Amsterdam’s is hosting the first exhibition of the artist’s lost archive, rediscovered in a bank vault in Sweden in 2018.
Ernest Cole, the country’s first black freelance photographer fled his native South Africa in 1966. He managed to take with him a secret selection of images documenting the frightening reality of apartheid—photos he knew could never be published in the county of his birth. He went to New York City, where Magnum Photos and Random House published his House of Bondage, exposing South Africa’s apartheid system to the world. The groundbreaking book became international news and helped fuel the anti-apartheid movement.
In 1968, Cole wrote in Ebony that “I knew that if an informer would learn what I was doing I would be reported and end up in jail. I knew that I could be killed merely for gathering that material for such a book and I knew that when I finished, I would have to leave my country in order to have the book published. And I knew that once the book was published, I could never go home again.”
Sadly, Cole’s fame was short-lived. He gave up photography in the 1970s, and died destitute, at the young age of 49 years in 1990. His original negatives were believed to have been lost until a few years ago when his heirs found 60,000 negatives in a Stockholm bank vault. Now, the first exhibition featuring works from Cole’s rediscovered archive is on view at FOAM.
“Ernest Cole: House of Bondage” showcases the photographer’s pioneering work and the obstacles he overcame in order to capture the images of oppression.

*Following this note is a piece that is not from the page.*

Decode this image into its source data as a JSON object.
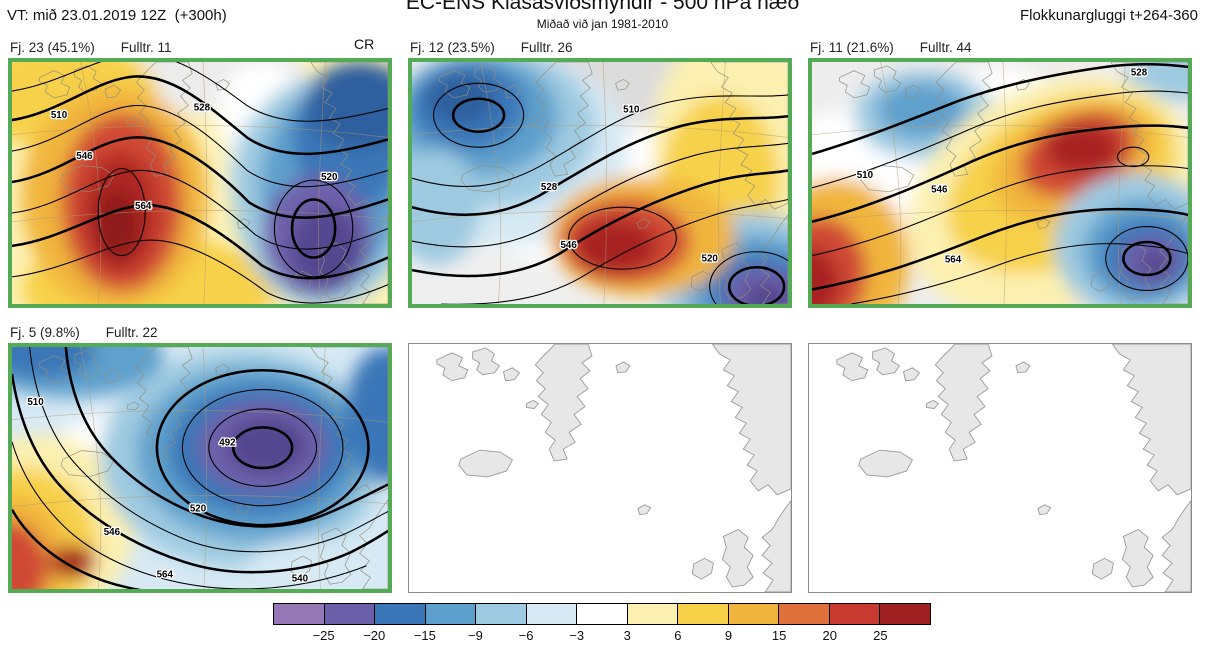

Born in 1940, Cole started taking photographs at just eight years old. Authorities greatly restricted the movement of Black people, but Cole was able to change his registration to the slightly less constrained category of “Coloured.” This relative freedom of movement enabled him to photograph scenes of South African life under apartheid in the ’60s. His images showcased the gruelling manual labour conditions in the mines, domestic servants working for white families, their living quarters furnished with milk crates and newspaper carpeting, and packed segregated trains with passengers clinging precariously to the outside of the cars in order to travel during rush hour.
When Cole finally published “House of Bondage” in 1967, the images shocked the world—as the artist knew they would.